En premier lieu, la Cour confirme que le contrôle du respect par un Etat membre de valeurs et de principes tels que l’Etat de droit, la protection juridictionnelle effective et l’indépendance de la justice relève pleinement de sa compétence. En effet, les Etats membres doivent se conformer aux obligations issues du droit de l’Union et doivent veiller à éviter toute régression, au regard de la valeur de l’Etat de droit, de leur législation en matière d’organisation de la justice, en s’abstenant d’adopter des règles qui viendraient porter atteinte à l’indépendance des juges. Cette valeur fondamentale, relevant de l’identité même de l’Union, se concrétise par des obligations juridiquement contraignantes dont les Etats membres ne peuvent pas s’affranchir en se fondant sur des dispositions ou une jurisprudence internes, y compris d’ordre constitutionnel.
En deuxième lieu, la Cour réitère son appréciation selon laquelle la chambre disciplinaire de la Cour suprême ne satisfait pas à l’exigence d’indépendance et d’impartialité requise.

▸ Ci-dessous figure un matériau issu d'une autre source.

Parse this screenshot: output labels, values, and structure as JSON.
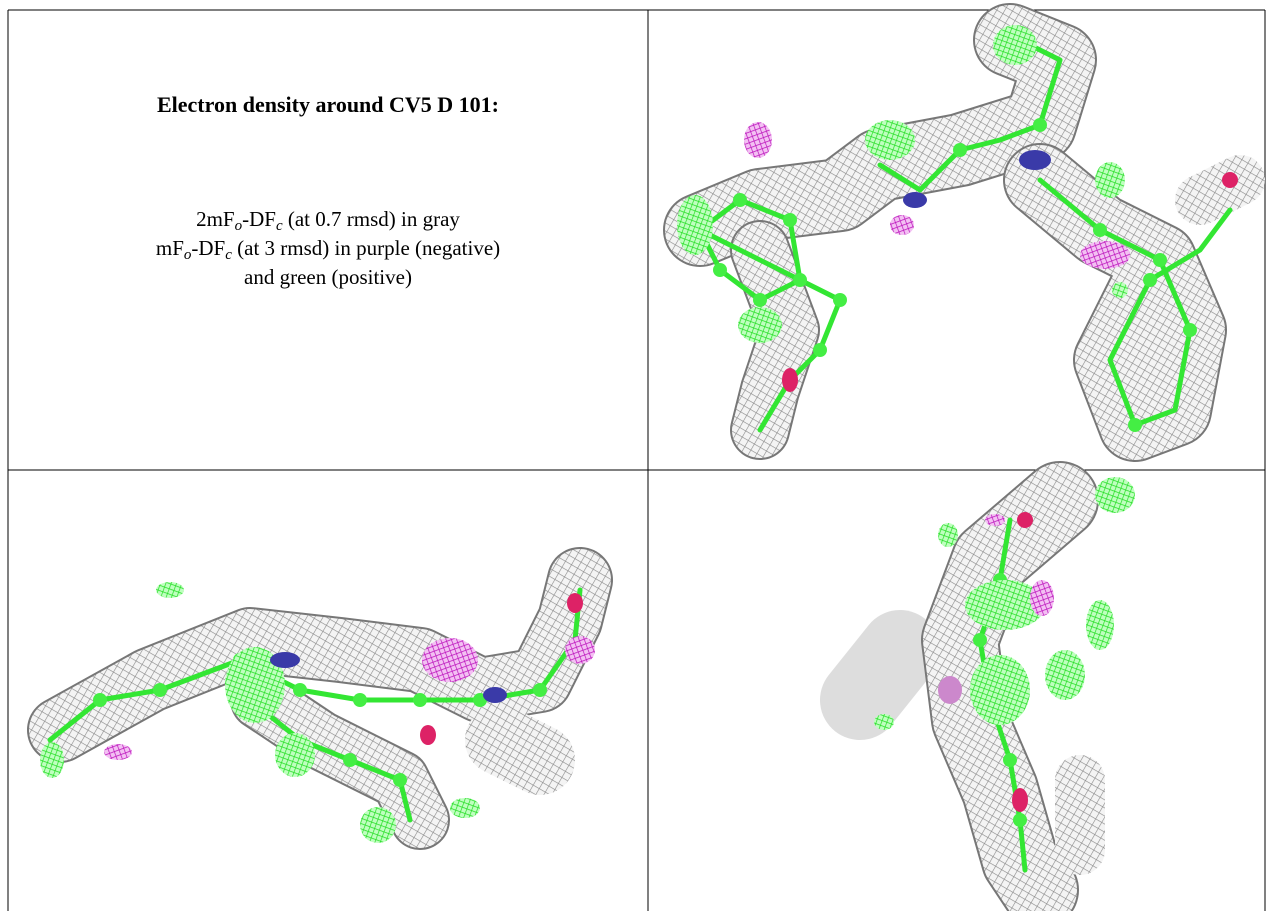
{
  "left_panel": {
    "title": "Electron density around CV5 D 101:",
    "lines": [
      [
        {
          "text": "2mF"
        },
        {
          "text": "o",
          "style": "subscript"
        },
        {
          "text": "-DF"
        },
        {
          "text": "c",
          "style": "subscript"
        },
        {
          "text": " (at 0.7 rmsd) in gray"
        }
      ],
      [
        {
          "text": "mF"
        },
        {
          "text": "o",
          "style": "subscript"
        },
        {
          "text": "-DF"
        },
        {
          "text": "c",
          "style": "subscript"
        },
        {
          "text": " (at 3 rmsd) in purple (negative)"
        }
      ],
      [
        {
          "text": "and green (positive)"
        }
      ]
    ]
  }
}
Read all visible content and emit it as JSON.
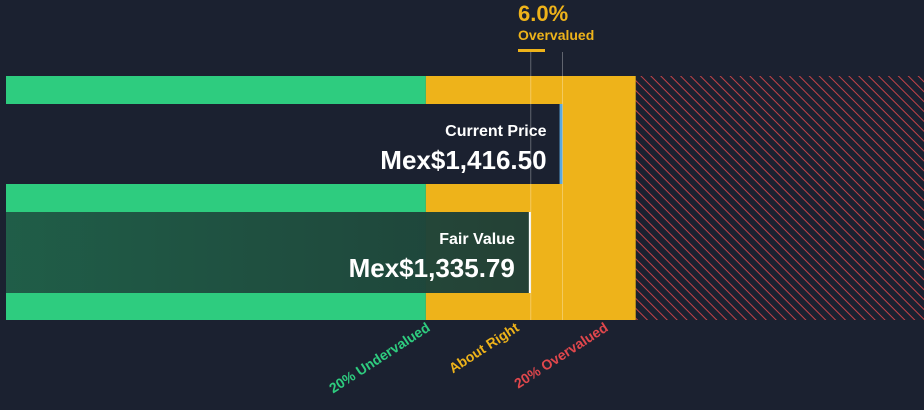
{
  "chart_data": {
    "type": "bar",
    "currency": "Mex$",
    "current_price": {
      "label": "Current Price",
      "value": 1416.5,
      "display": "Mex$1,416.50"
    },
    "fair_value": {
      "label": "Fair Value",
      "value": 1335.79,
      "display": "Mex$1,335.79"
    },
    "difference": {
      "percent_text": "6.0%",
      "status_text": "Overvalued"
    },
    "zones": [
      {
        "name": "20% Undervalued",
        "color": "#2ecc7f",
        "from": 0,
        "to": 1068.63
      },
      {
        "name": "About Right",
        "color": "#eeb31a",
        "from": 1068.63,
        "to": 1602.95
      },
      {
        "name": "20% Overvalued",
        "color": "#e0474c",
        "from": 1602.95,
        "to": 2336.4
      }
    ],
    "colors": {
      "background": "#1b2130",
      "undervalued": "#2ecc7f",
      "about_right": "#eeb31a",
      "overvalued": "#e0474c",
      "status_accent": "#eeb31a"
    }
  }
}
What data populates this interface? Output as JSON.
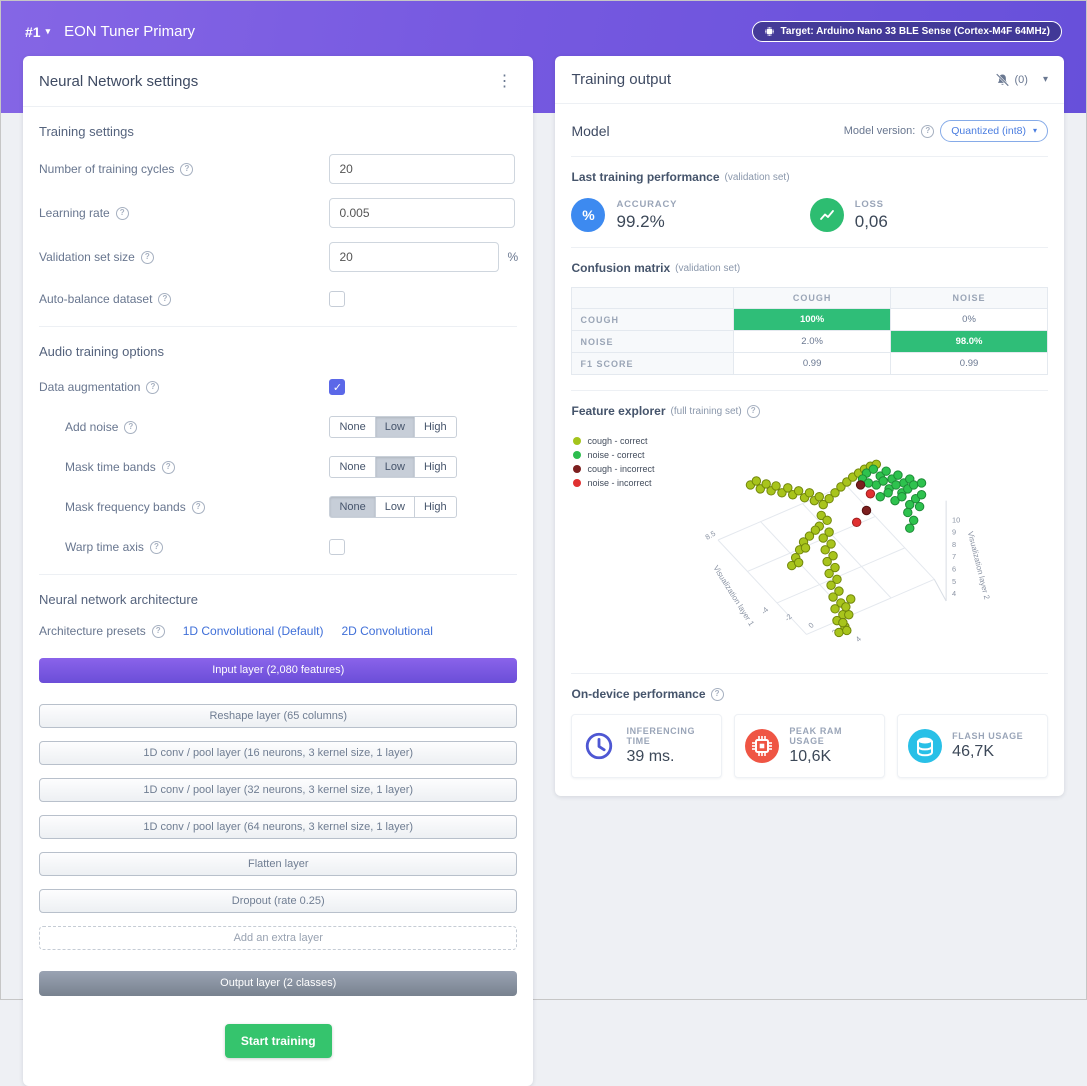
{
  "icons": {
    "chevron_down": "▾",
    "kebab": "⋮",
    "help": "?",
    "check": "✓",
    "percent": "%"
  },
  "header": {
    "project_selector": "#1",
    "title": "EON Tuner Primary",
    "target_badge": "Target: Arduino Nano 33 BLE Sense (Cortex-M4F 64MHz)"
  },
  "nn": {
    "title": "Neural Network settings",
    "training": {
      "heading": "Training settings",
      "fields": [
        {
          "label": "Number of training cycles",
          "value": "20"
        },
        {
          "label": "Learning rate",
          "value": "0.005"
        },
        {
          "label": "Validation set size",
          "value": "20",
          "suffix": "%"
        },
        {
          "label": "Auto-balance dataset",
          "checked": false
        }
      ]
    },
    "audio": {
      "heading": "Audio training options",
      "augmentation_label": "Data augmentation",
      "augmentation_checked": true,
      "segments": [
        "None",
        "Low",
        "High"
      ],
      "options": [
        {
          "label": "Add noise",
          "selected": "Low"
        },
        {
          "label": "Mask time bands",
          "selected": "Low"
        },
        {
          "label": "Mask frequency bands",
          "selected": "None"
        },
        {
          "label": "Warp time axis",
          "checked": false
        }
      ]
    },
    "architecture": {
      "heading": "Neural network architecture",
      "presets_label": "Architecture presets",
      "presets": [
        "1D Convolutional (Default)",
        "2D Convolutional"
      ],
      "layers": [
        {
          "label": "Input layer (2,080 features)",
          "type": "input"
        },
        {
          "label": "Reshape layer (65 columns)",
          "type": "default"
        },
        {
          "label": "1D conv / pool layer (16 neurons, 3 kernel size, 1 layer)",
          "type": "default"
        },
        {
          "label": "1D conv / pool layer (32 neurons, 3 kernel size, 1 layer)",
          "type": "default"
        },
        {
          "label": "1D conv / pool layer (64 neurons, 3 kernel size, 1 layer)",
          "type": "default"
        },
        {
          "label": "Flatten layer",
          "type": "default"
        },
        {
          "label": "Dropout (rate 0.25)",
          "type": "default"
        },
        {
          "label": "Add an extra layer",
          "type": "add"
        },
        {
          "label": "Output layer (2 classes)",
          "type": "output"
        }
      ]
    },
    "start_button": "Start training"
  },
  "output": {
    "title": "Training output",
    "notifications": "(0)",
    "model_heading": "Model",
    "version_label": "Model version:",
    "version_value": "Quantized (int8)",
    "performance": {
      "heading": "Last training performance",
      "suffix": "(validation set)",
      "accuracy_label": "ACCURACY",
      "accuracy_value": "99.2%",
      "accuracy_color": "#3d8af0",
      "loss_label": "LOSS",
      "loss_value": "0,06",
      "loss_color": "#2dbd71"
    },
    "confusion": {
      "heading": "Confusion matrix",
      "suffix": "(validation set)",
      "columns": [
        "COUGH",
        "NOISE"
      ],
      "rows": [
        {
          "label": "COUGH",
          "values": [
            "100%",
            "0%"
          ],
          "highlight": [
            true,
            false
          ]
        },
        {
          "label": "NOISE",
          "values": [
            "2.0%",
            "98.0%"
          ],
          "highlight": [
            false,
            true
          ]
        },
        {
          "label": "F1 SCORE",
          "values": [
            "0.99",
            "0.99"
          ],
          "highlight": [
            false,
            false
          ]
        }
      ],
      "highlight_color": "#2fbe78"
    },
    "explorer": {
      "heading": "Feature explorer",
      "suffix": "(full training set)",
      "legend": [
        {
          "label": "cough - correct",
          "color": "#a4c41c"
        },
        {
          "label": "noise - correct",
          "color": "#2dbd4e"
        },
        {
          "label": "cough - incorrect",
          "color": "#7c1f1f"
        },
        {
          "label": "noise - incorrect",
          "color": "#e03131"
        }
      ],
      "axis1_label": "Visualization layer 1",
      "axis2_label": "Visualization layer 2",
      "left_tick": "8.5",
      "bottom_ticks": [
        "-4",
        "-2",
        "0",
        "2",
        "4"
      ],
      "right_ticks": [
        "10",
        "9",
        "8",
        "7",
        "6",
        "5",
        "4"
      ],
      "point_groups": [
        {
          "name": "cough-correct",
          "fill": "#a8c41c",
          "stroke": "#71860a",
          "points": [
            [
              78,
              64
            ],
            [
              84,
              60
            ],
            [
              88,
              68
            ],
            [
              94,
              63
            ],
            [
              99,
              70
            ],
            [
              104,
              65
            ],
            [
              110,
              72
            ],
            [
              116,
              67
            ],
            [
              121,
              74
            ],
            [
              127,
              70
            ],
            [
              133,
              77
            ],
            [
              138,
              72
            ],
            [
              143,
              80
            ],
            [
              148,
              76
            ],
            [
              152,
              84
            ],
            [
              158,
              78
            ],
            [
              164,
              72
            ],
            [
              170,
              66
            ],
            [
              176,
              61
            ],
            [
              182,
              56
            ],
            [
              188,
              52
            ],
            [
              194,
              48
            ],
            [
              200,
              45
            ],
            [
              206,
              43
            ],
            [
              150,
              95
            ],
            [
              156,
              100
            ],
            [
              148,
              106
            ],
            [
              158,
              112
            ],
            [
              152,
              118
            ],
            [
              160,
              124
            ],
            [
              154,
              130
            ],
            [
              162,
              136
            ],
            [
              156,
              142
            ],
            [
              164,
              148
            ],
            [
              158,
              154
            ],
            [
              166,
              160
            ],
            [
              160,
              166
            ],
            [
              168,
              172
            ],
            [
              162,
              178
            ],
            [
              170,
              184
            ],
            [
              164,
              190
            ],
            [
              172,
              196
            ],
            [
              166,
              202
            ],
            [
              174,
              208
            ],
            [
              168,
              214
            ],
            [
              176,
              212
            ],
            [
              172,
              204
            ],
            [
              178,
              196
            ],
            [
              175,
              188
            ],
            [
              180,
              180
            ],
            [
              144,
              110
            ],
            [
              138,
              116
            ],
            [
              132,
              122
            ],
            [
              128,
              130
            ],
            [
              124,
              138
            ],
            [
              120,
              146
            ],
            [
              127,
              143
            ],
            [
              134,
              128
            ]
          ]
        },
        {
          "name": "noise-correct",
          "fill": "#2ec24e",
          "stroke": "#1d8a36",
          "points": [
            [
              196,
              52
            ],
            [
              203,
              48
            ],
            [
              210,
              55
            ],
            [
              216,
              50
            ],
            [
              222,
              58
            ],
            [
              228,
              54
            ],
            [
              234,
              62
            ],
            [
              240,
              58
            ],
            [
              206,
              64
            ],
            [
              213,
              60
            ],
            [
              219,
              68
            ],
            [
              226,
              64
            ],
            [
              232,
              72
            ],
            [
              238,
              68
            ],
            [
              244,
              64
            ],
            [
              210,
              76
            ],
            [
              218,
              72
            ],
            [
              225,
              80
            ],
            [
              232,
              76
            ],
            [
              240,
              84
            ],
            [
              246,
              78
            ],
            [
              238,
              92
            ],
            [
              244,
              100
            ],
            [
              240,
              108
            ],
            [
              192,
              58
            ],
            [
              198,
              62
            ],
            [
              252,
              62
            ],
            [
              252,
              74
            ],
            [
              250,
              86
            ]
          ]
        },
        {
          "name": "cough-incorrect",
          "fill": "#7c1f1f",
          "stroke": "#541111",
          "points": [
            [
              190,
              64
            ],
            [
              196,
              90
            ]
          ]
        },
        {
          "name": "noise-incorrect",
          "fill": "#e03131",
          "stroke": "#9e1f1f",
          "points": [
            [
              200,
              73
            ],
            [
              186,
              102
            ]
          ]
        }
      ]
    },
    "on_device": {
      "heading": "On-device performance",
      "metrics": [
        {
          "label": "INFERENCING TIME",
          "value": "39 ms.",
          "icon": "clock",
          "color": "#4e57d3"
        },
        {
          "label": "PEAK RAM USAGE",
          "value": "10,6K",
          "icon": "chip",
          "color": "#ef5544"
        },
        {
          "label": "FLASH USAGE",
          "value": "46,7K",
          "icon": "flash",
          "color": "#29c0e7"
        }
      ]
    }
  }
}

Elle en déduit que la simple perspective, pour les juges appelés à appliquer le droit de l’Union, d’encourir le risque qu’une telle instance puisse se prononcer sur des questions relatives à leur statut et à l’exercice de leurs fonctions, notamment en autorisant des poursuites pénales à leur encontre ou leur arrestation ou en adoptant des décisions afférentes à des aspects essentiels (...)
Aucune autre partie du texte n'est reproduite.